NCUIH to Testify before Congress on “Native Veterans’ Access to Healthcare”

The hearing hosted by the House Veterans’ Affairs, Subcommittee on Health will take place on Wednesday, October 30, 2019 at 10:00 AM EST.

On Wednesday, October 30, 2019, the Committee on Veterans’ Affairs, Subcommittee on Health will hold a hearing entitled “Native Veterans’ Access to Healthcare.” This oversight hearing will examine the unique barriers American Indian and Alaska Native veterans continue to face when seeking access to quality, culturally competent care from VA and tribal health systems. NCUIH Board Vice President and CEO of the Indian Health Center of Santa Clara Valley Sonya Tetnowski (Makah) will be testifying before the Subcommittee. With Rep. Brownley presiding, the hearing will take place in House Visitors Center 210 at 10:00 AM EST.

More Information

https://veterans.house.gov/events/hearings/subcommittee-on-health-oversight-hearing-native-veterans-access-to-healthcare

Panel One

  • Andrew C. Joseph Jr., Chairman of the Northwest Portland Area Indian Health Board, National Indian Health Board (NIHB)
  • President, National Congress of American Indians (NCAI)
  • Chief William Smith, Vice Chairperson, Alaska Native Health Board (ANHB)
  • Sonya M. Tetnowski, Vice-President, National Council on Urban Indian Health (NCUIH)
  • Chief Marilynn Malerba, Mohegan Tribe of Connecticut, Indian Health Service Tribal Self-Governance Advisory Committee (IHS TSGAC)

Panel Two

  • Dr. Kameron Matthews, Deputy Under Secretary for Health for Community Care, Veterans Health Administration

Accompanied by

  • Dr. Thomas Klobuchar, Executive Director, Office of Rural Health, Department of Veterans Affairs
  • Benjamin Smith, Deputy Director for Intergovernmental Affairs, Indian Health Service

Update: Plaintiffs in ICWA Litigation Petition Court for Rehearing

On October 1, Plaintiffs in Brackeen v. Bernhardt, the case centering on the constitutionality of the Indian Child Welfare Act (ICWA), filed petitions for rehearing of the case en banc. Essentially, the Plaintiffs are asking the entire 17-member U.S. Court of Appeals for the Fifth Circuit to rehear the case, in effect setting aside the decision a panel of three Fifth Circuit judges issued in August.

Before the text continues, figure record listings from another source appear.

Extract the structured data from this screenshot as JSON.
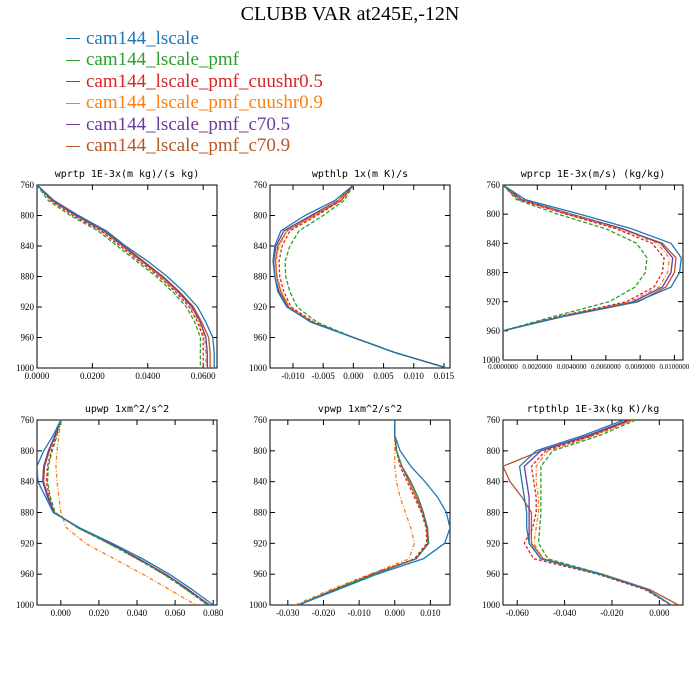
{
  "title": "CLUBB VAR at245E,-12N",
  "legend": [
    {
      "name": "cam144_lscale",
      "color": "#1f77b4"
    },
    {
      "name": "cam144_lscale_pmf",
      "color": "#2ca02c"
    },
    {
      "name": "cam144_lscale_pmf_cuushr0.5",
      "color": "#d62728"
    },
    {
      "name": "cam144_lscale_pmf_cuushr0.9",
      "color": "#ff7f0e"
    },
    {
      "name": "cam144_lscale_pmf_c70.5",
      "color": "#6a3d9a"
    },
    {
      "name": "cam144_lscale_pmf_c70.9",
      "color": "#b5582a"
    }
  ],
  "chart_data": [
    {
      "type": "line",
      "title": "wprtp  1E-3x(m kg)/(s kg)",
      "xlim": [
        0,
        0.065
      ],
      "xticks": [
        0,
        0.02,
        0.04,
        0.06
      ],
      "xticklabels": [
        "0.0000",
        "0.0200",
        "0.0400",
        "0.0600"
      ],
      "ylim": [
        760,
        1000
      ],
      "yticks": [
        760,
        800,
        840,
        880,
        920,
        960,
        1000
      ],
      "small_ticks": false,
      "levels": [
        760,
        780,
        800,
        820,
        840,
        860,
        880,
        900,
        920,
        940,
        960,
        980,
        1000
      ],
      "series": [
        {
          "name": "cam144_lscale",
          "values": [
            0.0,
            0.006,
            0.015,
            0.025,
            0.032,
            0.04,
            0.047,
            0.053,
            0.058,
            0.061,
            0.0635,
            0.064,
            0.064
          ]
        },
        {
          "name": "cam144_lscale_pmf",
          "values": [
            0.0,
            0.004,
            0.012,
            0.022,
            0.029,
            0.036,
            0.043,
            0.049,
            0.054,
            0.057,
            0.059,
            0.059,
            0.059
          ]
        },
        {
          "name": "cam144_lscale_pmf_cuushr0.5",
          "values": [
            0.0,
            0.005,
            0.013,
            0.023,
            0.03,
            0.037,
            0.044,
            0.05,
            0.055,
            0.058,
            0.06,
            0.06,
            0.06
          ]
        },
        {
          "name": "cam144_lscale_pmf_cuushr0.9",
          "values": [
            0.0,
            0.005,
            0.0135,
            0.0235,
            0.0305,
            0.0375,
            0.0445,
            0.0505,
            0.0555,
            0.0585,
            0.0605,
            0.061,
            0.061
          ]
        },
        {
          "name": "cam144_lscale_pmf_c70.5",
          "values": [
            0.0,
            0.0055,
            0.014,
            0.024,
            0.031,
            0.038,
            0.045,
            0.051,
            0.056,
            0.059,
            0.061,
            0.0615,
            0.0615
          ]
        },
        {
          "name": "cam144_lscale_pmf_c70.9",
          "values": [
            0.0,
            0.006,
            0.0145,
            0.0245,
            0.0315,
            0.0385,
            0.0455,
            0.0515,
            0.0565,
            0.0595,
            0.062,
            0.0625,
            0.0625
          ]
        }
      ]
    },
    {
      "type": "line",
      "title": "wpthlp  1x(m K)/s",
      "xlim": [
        -0.0138,
        0.016
      ],
      "xticks": [
        -0.01,
        -0.005,
        0,
        0.005,
        0.01,
        0.015
      ],
      "xticklabels": [
        "-0.010",
        "-0.005",
        "0.000",
        "0.005",
        "0.010",
        "0.015"
      ],
      "ylim": [
        760,
        1000
      ],
      "yticks": [
        760,
        800,
        840,
        880,
        920,
        960,
        1000
      ],
      "small_ticks": false,
      "levels": [
        760,
        780,
        800,
        820,
        840,
        860,
        880,
        900,
        920,
        940,
        960,
        980,
        1000
      ],
      "series": [
        {
          "name": "cam144_lscale",
          "values": [
            0.0,
            -0.003,
            -0.008,
            -0.012,
            -0.013,
            -0.0133,
            -0.013,
            -0.0125,
            -0.011,
            -0.007,
            0.0,
            0.007,
            0.0155
          ]
        },
        {
          "name": "cam144_lscale_pmf",
          "values": [
            0.0,
            -0.0015,
            -0.005,
            -0.009,
            -0.0105,
            -0.0113,
            -0.0112,
            -0.0105,
            -0.0093,
            -0.006,
            0.0,
            0.007,
            0.0155
          ]
        },
        {
          "name": "cam144_lscale_pmf_cuushr0.5",
          "values": [
            0.0,
            -0.002,
            -0.006,
            -0.0105,
            -0.0118,
            -0.0123,
            -0.0122,
            -0.0115,
            -0.0103,
            -0.0065,
            0.0,
            0.007,
            0.0155
          ]
        },
        {
          "name": "cam144_lscale_pmf_cuushr0.9",
          "values": [
            0.0,
            -0.0025,
            -0.0065,
            -0.011,
            -0.0123,
            -0.0128,
            -0.0126,
            -0.0119,
            -0.0106,
            -0.0067,
            0.0,
            0.007,
            0.0155
          ]
        },
        {
          "name": "cam144_lscale_pmf_c70.5",
          "values": [
            0.0,
            -0.0025,
            -0.007,
            -0.0115,
            -0.0128,
            -0.0132,
            -0.013,
            -0.0123,
            -0.0109,
            -0.0069,
            0.0,
            0.007,
            0.0155
          ]
        },
        {
          "name": "cam144_lscale_pmf_c70.9",
          "values": [
            0.0,
            -0.002,
            -0.0065,
            -0.011,
            -0.0125,
            -0.0129,
            -0.0127,
            -0.012,
            -0.0107,
            -0.0068,
            0.0,
            0.007,
            0.0155
          ]
        }
      ]
    },
    {
      "type": "line",
      "title": "wprcp  1E-3x(m/s) (kg/kg)",
      "xlim": [
        0,
        0.0105
      ],
      "xticks": [
        0,
        0.002,
        0.004,
        0.006,
        0.008,
        0.01
      ],
      "xticklabels": [
        "0.0000000",
        "0.0020000",
        "0.0040000",
        "0.0060000",
        "0.0080000",
        "0.0100000"
      ],
      "ylim": [
        760,
        1000
      ],
      "yticks": [
        760,
        800,
        840,
        880,
        920,
        960,
        1000
      ],
      "small_ticks": true,
      "levels": [
        760,
        780,
        800,
        820,
        840,
        860,
        880,
        900,
        920,
        940,
        960,
        980,
        1000
      ],
      "series": [
        {
          "name": "cam144_lscale",
          "values": [
            0.0,
            0.0013,
            0.0045,
            0.0075,
            0.0098,
            0.0104,
            0.0103,
            0.0098,
            0.0078,
            0.0035,
            0.0,
            0.0,
            0.0
          ]
        },
        {
          "name": "cam144_lscale_pmf",
          "values": [
            0.0,
            0.0008,
            0.0032,
            0.006,
            0.0078,
            0.0084,
            0.0083,
            0.0077,
            0.0062,
            0.003,
            0.0,
            0.0,
            0.0
          ]
        },
        {
          "name": "cam144_lscale_pmf_cuushr0.5",
          "values": [
            0.0,
            0.0009,
            0.0037,
            0.0066,
            0.0087,
            0.0094,
            0.0093,
            0.0088,
            0.0072,
            0.0033,
            0.0,
            0.0,
            0.0
          ]
        },
        {
          "name": "cam144_lscale_pmf_cuushr0.9",
          "values": [
            0.0,
            0.001,
            0.0039,
            0.0068,
            0.009,
            0.0097,
            0.0096,
            0.0091,
            0.0074,
            0.0034,
            0.0,
            0.0,
            0.0
          ]
        },
        {
          "name": "cam144_lscale_pmf_c70.5",
          "values": [
            0.0,
            0.0011,
            0.004,
            0.007,
            0.0092,
            0.0099,
            0.0098,
            0.0093,
            0.0076,
            0.0035,
            0.0,
            0.0,
            0.0
          ]
        },
        {
          "name": "cam144_lscale_pmf_c70.9",
          "values": [
            0.0,
            0.001,
            0.0038,
            0.0069,
            0.0093,
            0.0101,
            0.01,
            0.0095,
            0.0079,
            0.0036,
            0.0,
            0.0,
            0.0
          ]
        }
      ]
    },
    {
      "type": "line",
      "title": "upwp  1xm^2/s^2",
      "xlim": [
        -0.0125,
        0.082
      ],
      "xticks": [
        0,
        0.02,
        0.04,
        0.06,
        0.08
      ],
      "xticklabels": [
        "0.000",
        "0.020",
        "0.040",
        "0.060",
        "0.080"
      ],
      "ylim": [
        760,
        1000
      ],
      "yticks": [
        760,
        800,
        840,
        880,
        920,
        960,
        1000
      ],
      "small_ticks": false,
      "levels": [
        760,
        780,
        800,
        820,
        840,
        860,
        880,
        900,
        920,
        940,
        960,
        980,
        1000
      ],
      "series": [
        {
          "name": "cam144_lscale",
          "values": [
            0.0,
            -0.004,
            -0.009,
            -0.0125,
            -0.012,
            -0.008,
            -0.004,
            0.01,
            0.027,
            0.043,
            0.057,
            0.069,
            0.08
          ]
        },
        {
          "name": "cam144_lscale_pmf",
          "values": [
            0.0,
            -0.002,
            -0.0045,
            -0.0065,
            -0.007,
            -0.0055,
            -0.003,
            0.009,
            0.025,
            0.04,
            0.054,
            0.066,
            0.077
          ]
        },
        {
          "name": "cam144_lscale_pmf_cuushr0.5",
          "values": [
            0.0,
            -0.0025,
            -0.005,
            -0.007,
            -0.0075,
            -0.006,
            -0.0035,
            0.009,
            0.025,
            0.04,
            0.054,
            0.066,
            0.077
          ]
        },
        {
          "name": "cam144_lscale_pmf_cuushr0.9",
          "values": [
            0.0,
            -0.001,
            -0.002,
            -0.0025,
            -0.002,
            -0.001,
            0.0,
            0.003,
            0.013,
            0.028,
            0.043,
            0.057,
            0.071
          ]
        },
        {
          "name": "cam144_lscale_pmf_c70.5",
          "values": [
            0.0,
            -0.003,
            -0.0065,
            -0.009,
            -0.0095,
            -0.007,
            -0.0035,
            0.0095,
            0.026,
            0.041,
            0.055,
            0.067,
            0.078
          ]
        },
        {
          "name": "cam144_lscale_pmf_c70.9",
          "values": [
            0.0,
            -0.003,
            -0.006,
            -0.0085,
            -0.009,
            -0.0065,
            -0.0035,
            0.0095,
            0.026,
            0.041,
            0.055,
            0.067,
            0.078
          ]
        }
      ]
    },
    {
      "type": "line",
      "title": "vpwp  1xm^2/s^2",
      "xlim": [
        -0.035,
        0.0155
      ],
      "xticks": [
        -0.03,
        -0.02,
        -0.01,
        0,
        0.01
      ],
      "xticklabels": [
        "-0.030",
        "-0.020",
        "-0.010",
        "0.000",
        "0.010"
      ],
      "ylim": [
        760,
        1000
      ],
      "yticks": [
        760,
        800,
        840,
        880,
        920,
        960,
        1000
      ],
      "small_ticks": false,
      "levels": [
        760,
        780,
        800,
        820,
        840,
        860,
        880,
        900,
        920,
        940,
        960,
        980,
        1000
      ],
      "series": [
        {
          "name": "cam144_lscale",
          "values": [
            0.0,
            0.0,
            0.0015,
            0.0045,
            0.0085,
            0.012,
            0.0145,
            0.0155,
            0.014,
            0.008,
            -0.005,
            -0.016,
            -0.027
          ]
        },
        {
          "name": "cam144_lscale_pmf",
          "values": [
            0.0,
            0.0,
            0.0005,
            0.002,
            0.0045,
            0.0065,
            0.008,
            0.0092,
            0.0095,
            0.006,
            -0.006,
            -0.017,
            -0.027
          ]
        },
        {
          "name": "cam144_lscale_pmf_cuushr0.5",
          "values": [
            0.0,
            0.0,
            0.0005,
            0.0015,
            0.0035,
            0.0055,
            0.0075,
            0.0088,
            0.009,
            0.0055,
            -0.0065,
            -0.017,
            -0.027
          ]
        },
        {
          "name": "cam144_lscale_pmf_cuushr0.9",
          "values": [
            0.0,
            0.0,
            0.0,
            0.0,
            0.0005,
            0.0015,
            0.003,
            0.0045,
            0.0055,
            0.004,
            -0.007,
            -0.018,
            -0.028
          ]
        },
        {
          "name": "cam144_lscale_pmf_c70.5",
          "values": [
            0.0,
            0.0,
            0.0005,
            0.002,
            0.0045,
            0.0065,
            0.008,
            0.0092,
            0.0095,
            0.006,
            -0.006,
            -0.017,
            -0.027
          ]
        },
        {
          "name": "cam144_lscale_pmf_c70.9",
          "values": [
            0.0,
            0.0,
            0.0005,
            0.002,
            0.004,
            0.006,
            0.0078,
            0.009,
            0.0093,
            0.006,
            -0.006,
            -0.017,
            -0.027
          ]
        }
      ]
    },
    {
      "type": "line",
      "title": "rtpthlp  1E-3x(kg K)/kg",
      "xlim": [
        -0.066,
        0.01
      ],
      "xticks": [
        -0.06,
        -0.04,
        -0.02,
        0
      ],
      "xticklabels": [
        "-0.060",
        "-0.040",
        "-0.020",
        "0.000"
      ],
      "ylim": [
        760,
        1000
      ],
      "yticks": [
        760,
        800,
        840,
        880,
        920,
        960,
        1000
      ],
      "small_ticks": false,
      "levels": [
        760,
        780,
        800,
        820,
        840,
        860,
        880,
        900,
        920,
        940,
        960,
        980,
        1000
      ],
      "series": [
        {
          "name": "cam144_lscale",
          "values": [
            -0.015,
            -0.032,
            -0.052,
            -0.059,
            -0.058,
            -0.057,
            -0.056,
            -0.056,
            -0.055,
            -0.05,
            -0.025,
            -0.005,
            0.005
          ]
        },
        {
          "name": "cam144_lscale_pmf",
          "values": [
            -0.01,
            -0.025,
            -0.045,
            -0.05,
            -0.05,
            -0.05,
            -0.05,
            -0.0505,
            -0.051,
            -0.047,
            -0.024,
            -0.005,
            0.005
          ]
        },
        {
          "name": "cam144_lscale_pmf_cuushr0.5",
          "values": [
            -0.012,
            -0.028,
            -0.048,
            -0.054,
            -0.053,
            -0.052,
            -0.052,
            -0.0535,
            -0.057,
            -0.053,
            -0.026,
            -0.006,
            0.005
          ]
        },
        {
          "name": "cam144_lscale_pmf_cuushr0.9",
          "values": [
            -0.011,
            -0.027,
            -0.047,
            -0.052,
            -0.052,
            -0.051,
            -0.051,
            -0.052,
            -0.053,
            -0.049,
            -0.025,
            -0.0055,
            0.005
          ]
        },
        {
          "name": "cam144_lscale_pmf_c70.5",
          "values": [
            -0.013,
            -0.03,
            -0.05,
            -0.057,
            -0.056,
            -0.055,
            -0.055,
            -0.055,
            -0.055,
            -0.05,
            -0.025,
            -0.005,
            0.005
          ]
        },
        {
          "name": "cam144_lscale_pmf_c70.9",
          "values": [
            -0.012,
            -0.029,
            -0.05,
            -0.066,
            -0.063,
            -0.058,
            -0.054,
            -0.054,
            -0.054,
            -0.049,
            -0.024,
            -0.004,
            0.008
          ]
        }
      ]
    }
  ]
}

As previously reported, in its August decision the court overturned a District Court finding that held ICWA unconstitutional declaring it creates a separate set of practices for a racial group. In doing so, the Fifth Circuit affirmed that ICWA and its implementing regulations are constitutional, recognizing the unique political status of tribes, American Indians, and Alaska Natives. On October 2, the court ordered the U.S. and Intervenor Tribes (Cherokee Nation, Morongo Band of Mission Indians, Oneida Nation, Quinault Indian Nation, and Navajo Nation) to respond to the petitions by Tuesday, October 15.

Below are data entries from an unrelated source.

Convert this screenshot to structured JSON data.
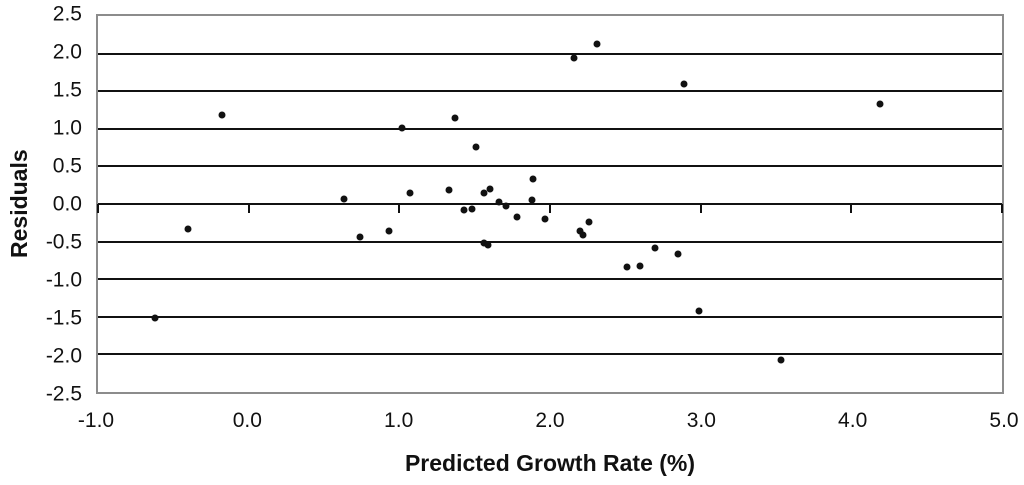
{
  "chart_data": {
    "type": "scatter",
    "title": "",
    "xlabel": "Predicted Growth Rate (%)",
    "ylabel": "Residuals",
    "xlim": [
      -1.0,
      5.0
    ],
    "ylim": [
      -2.5,
      2.5
    ],
    "x_ticks": [
      -1.0,
      0.0,
      1.0,
      2.0,
      3.0,
      4.0,
      5.0
    ],
    "x_tick_labels": [
      "-1.0",
      "0.0",
      "1.0",
      "2.0",
      "3.0",
      "4.0",
      "5.0"
    ],
    "y_ticks": [
      2.5,
      2.0,
      1.5,
      1.0,
      0.5,
      0.0,
      -0.5,
      -1.0,
      -1.5,
      -2.0,
      -2.5
    ],
    "y_tick_labels": [
      "2.5",
      "2.0",
      "1.5",
      "1.0",
      "0.5",
      "0.0",
      "-0.5",
      "-1.0",
      "-1.5",
      "-2.0",
      "-2.5"
    ],
    "grid": "horizontal-only",
    "legend": "none",
    "marker": "filled-black-circle",
    "points": [
      [
        -0.62,
        -1.52
      ],
      [
        -0.4,
        -0.33
      ],
      [
        -0.18,
        1.18
      ],
      [
        0.63,
        0.07
      ],
      [
        0.74,
        -0.44
      ],
      [
        0.93,
        -0.36
      ],
      [
        1.02,
        1.01
      ],
      [
        1.07,
        0.14
      ],
      [
        1.33,
        0.18
      ],
      [
        1.37,
        1.14
      ],
      [
        1.43,
        -0.08
      ],
      [
        1.48,
        -0.06
      ],
      [
        1.51,
        0.76
      ],
      [
        1.56,
        0.15
      ],
      [
        1.6,
        0.2
      ],
      [
        1.56,
        -0.52
      ],
      [
        1.59,
        -0.55
      ],
      [
        1.66,
        0.02
      ],
      [
        1.71,
        -0.03
      ],
      [
        1.78,
        -0.17
      ],
      [
        1.88,
        0.05
      ],
      [
        1.89,
        0.33
      ],
      [
        1.97,
        -0.2
      ],
      [
        2.16,
        1.94
      ],
      [
        2.2,
        -0.36
      ],
      [
        2.22,
        -0.41
      ],
      [
        2.26,
        -0.24
      ],
      [
        2.31,
        2.13
      ],
      [
        2.51,
        -0.84
      ],
      [
        2.6,
        -0.82
      ],
      [
        2.7,
        -0.59
      ],
      [
        2.85,
        -0.66
      ],
      [
        2.89,
        1.6
      ],
      [
        2.99,
        -1.42
      ],
      [
        3.53,
        -2.07
      ],
      [
        4.19,
        1.33
      ]
    ]
  },
  "colors": {
    "background": "#ffffff",
    "plot_border": "#8c8c8c",
    "gridline": "#111111",
    "axis_tick": "#111111",
    "marker": "#111111",
    "text": "#111111"
  }
}
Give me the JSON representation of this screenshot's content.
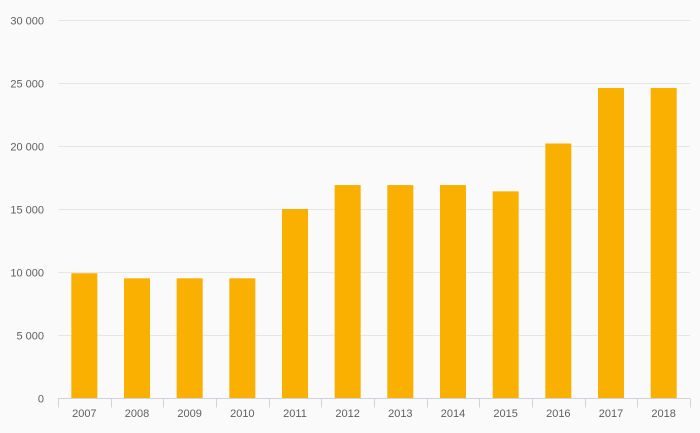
{
  "chart_data": {
    "type": "bar",
    "title": "",
    "xlabel": "",
    "ylabel": "",
    "categories": [
      "2007",
      "2008",
      "2009",
      "2010",
      "2011",
      "2012",
      "2013",
      "2014",
      "2015",
      "2016",
      "2017",
      "2018"
    ],
    "values": [
      9900,
      9500,
      9500,
      9500,
      15000,
      16900,
      16900,
      16900,
      16400,
      20200,
      24600,
      24600
    ],
    "ylim": [
      0,
      30000
    ],
    "yticks": [
      0,
      5000,
      10000,
      15000,
      20000,
      25000,
      30000
    ],
    "ytick_labels": [
      "0",
      "5 000",
      "10 000",
      "15 000",
      "20 000",
      "25 000",
      "30 000"
    ],
    "grid": true,
    "legend": "none",
    "bar_color": "#f9b000",
    "grid_color": "#e6e6e6",
    "axis_color": "#cfd3e0",
    "background_color": "#fafafa"
  }
}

During the 2018 litigation, NCUIH joined an amicus brief with nearly 400 Indian organizations and tribes in support of ICWA. Typically, courts deny petitions for rehearing and leave the court’s prior decision to stand. However, there is no guarantee. The court could choose to rehear aspects of the case, the mechanics of which (timing, extent of new briefing, etc.) the court would subsequently determine, or it could change parts of its decision without even granting the petition.

NCUIH will continue to monitor progress in the case, along with other amici curiae, and will provide updates as we receive them. It is important to note that although the Fifth Circuit will first have to act on the petition for rehearing, Plaintiffs will still be able to petition the ruling to the U.S. Supreme Court.